GENERAL INTRODUCTION TO THE LIBRARY OF LIVING PHILOSOPHERS

Since its founding in 1938 by Paul Arthur Schilpp, the Library of Living Philosophers has been devoted to critical analysis and discussion of some of the world’s greatest living philosophers. The format for the series provides for creating in each volume a dialogue between the critics and the great philosopher. The aim is not refutation or confrontation but rather fruitful joining of issues and improved understanding of the positions and issues involved. That is, the goal is not overcoming those who differ from us philosophically but interacting creatively with them.

The basic idea for the series, according to Professor Schilpp’s general introduction to the earlier volumes, came from the late F. C. S. Schiller’s essay “Must Philosophers Disagree?” While Schiller may have been overly optimistic about ending “interminable controversies” in this way, it seems clear that directing searching questions to great philosophers about what they really mean or how they might resolve or address difficulties in their philosophies can produce far greater clarity of understanding and more fruitful philosophizing than would otherwise exist.

To Paul Arthur Schilpp’s undying credit, he acted on this basic thought in launching the Library of Living Philosophers. The general plan for the volumes has sometimes been altered to fit circumstances, but in ways that have well served the mission of the series. The intellectual autobiographies, or, in a few cases, the biographies, shed a great deal of light on both how the philosophies of the great thinkers developed and the major philosophical movements and issues of their time; and many of our great philosophers seek to orient their outlook not merely to their contemporaries but also to what they find most important in earlier philosophers.
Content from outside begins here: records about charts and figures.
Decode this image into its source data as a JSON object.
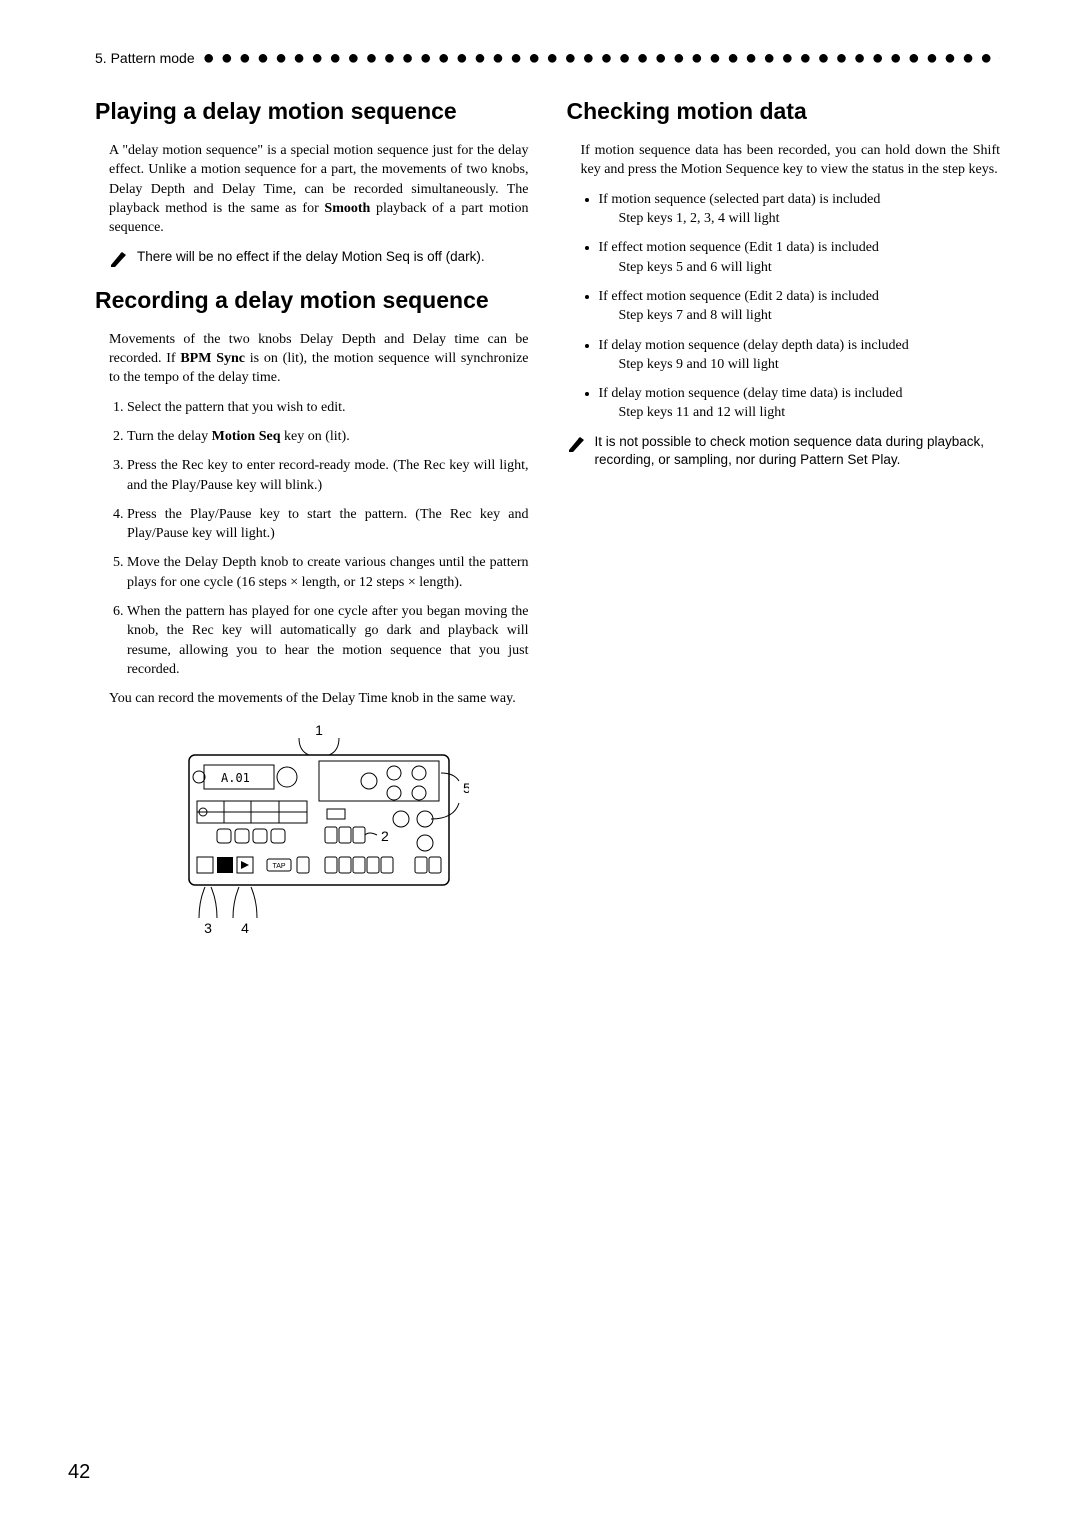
{
  "header": {
    "label": "5. Pattern mode"
  },
  "pageNumber": "42",
  "left": {
    "h1": "Playing a delay motion sequence",
    "p1a": "A \"delay motion sequence\" is a special motion sequence just for the delay effect. Unlike a motion sequence for a part, the movements of two knobs, Delay Depth and Delay Time, can be recorded simultaneously. The playback method is the same as for ",
    "p1b_bold": "Smooth",
    "p1c": " playback of a part motion sequence.",
    "note1": "There will be no effect if the delay Motion Seq is off (dark).",
    "h2": "Recording a delay motion sequence",
    "p2a": "Movements of the two knobs Delay Depth and Delay time can be recorded. If ",
    "p2b_bold": "BPM Sync",
    "p2c": " is on (lit), the motion sequence will synchronize to the tempo of the delay time.",
    "steps": [
      "Select the pattern that you wish to edit.",
      "Turn the delay <b>Motion Seq</b> key on (lit).",
      "Press the Rec key to enter record-ready mode. (The Rec key will light, and the Play/Pause key will blink.)",
      "Press the Play/Pause key to start the pattern. (The Rec key and Play/Pause key will light.)",
      "Move the Delay Depth knob to create various changes until the pattern plays for one cycle (16 steps × length, or 12 steps × length).",
      "When the pattern has played for one cycle after you began moving the knob, the Rec key will automatically go dark and playback will resume, allowing you to hear the motion sequence that you just recorded."
    ],
    "p3": "You can record the movements of the Delay Time knob in the same way.",
    "callouts": {
      "c1": "1",
      "c2": "2",
      "c3": "3",
      "c4": "4",
      "c5": "5"
    }
  },
  "right": {
    "h1": "Checking motion data",
    "p1": "If motion sequence data has been recorded, you can hold down the Shift key and press the Motion Sequence key to view the status in the step keys.",
    "bullets": [
      {
        "main": "If motion sequence (selected part data) is included",
        "sub": "Step keys 1, 2, 3, 4 will light"
      },
      {
        "main": "If effect motion sequence (Edit 1 data) is included",
        "sub": "Step keys 5 and 6 will light"
      },
      {
        "main": "If effect motion sequence (Edit 2 data) is included",
        "sub": "Step keys 7 and 8 will light"
      },
      {
        "main": "If delay motion sequence (delay depth data) is included",
        "sub": "Step keys 9 and 10 will light"
      },
      {
        "main": "If delay motion sequence (delay time data) is included",
        "sub": "Step keys 11 and 12 will light"
      }
    ],
    "note1": "It is not possible to check motion sequence data during playback, recording, or sampling, nor during Pattern Set Play."
  }
}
The critical perspectives of our distinguished contributors have often stood on their own as landmark studies, widely cited and familiar not only to subsequent specialists, but frequently discussed in their own right as pieces of great philosophy. The bibliography helps to provide ready access to the featured scholar’s writings and thought.

There is no reason to alter our historical format or mission for the present century. We are pleased that the success of the Library of Living Philosophers has led to a wider appreciation of the need for dialogue of the type our format creates. We respect the efforts of other academic publishers to employ versions of our format to facilitate pluralistic, meaningful, sharp, constructive, and respectful exchange in philosophical ideas. We are fortunate to have such support from the Open Court Publishing Company, the Edward C. Hegeler Foundation, and the Board of Trustees, College of Liberal Arts, and the Department of Philosophy of Southern Illinois University Carbondale, as to permit us to carry out our purpose with a degree of deliberate thoroughness and comprehensiveness not available to other academic publishers, and we have rededicated ourselves to maintaining the highest standards in scholarship and accuracy anywhere to be found in academic publishing. In recognition of the permanent value that has been accorded our previous volumes, we are committed to keeping our volumes in print and available, and to maintaining our sense of the long-term importance of providing the most reliable source for scholarly analysis by the most distinguished voices of our day about the most important philosophical contributions of the greatest living thinkers.

The Library of Living Philosophers has never construed “philosophy” in a narrow and strictly academic sense. Past volumes have been dedicated both to the leading academic philosophers and to the most visible and influential public philosophers. We renew with each volume our historical orientation to the practice of philosophy as a quest for truth, beauty, and the best life, and we affirm that this quest is a public activity and its results a public possession, both for the present generation and in the future. We seek, with the sober judgment of our Advisory Board, to bring forth volumes on the thought of figures whose ideas have made a genuine difference to the lives of people everywhere. Ideas truly do have consequences, and many of the ideas that have had the broadest impact were indeed best articulated by the figures to whom we have dedicated past volumes. The selfless work of Paul Arthur Schilpp and Lewis Edwin Hahn in realizing this mission stands among the most important scholarly contributions to twentieth-century philosophy. Their judgment regarding how best to pursue the purposes of the Library of Living Philosophers has found constant and continuous confirmation in the reception and ongoing importance accorded this series. Let us continue in their footsteps as well as we may in the important task of continuing the series in light of philosophical developments through the turn of the century and on into the twenty-first century.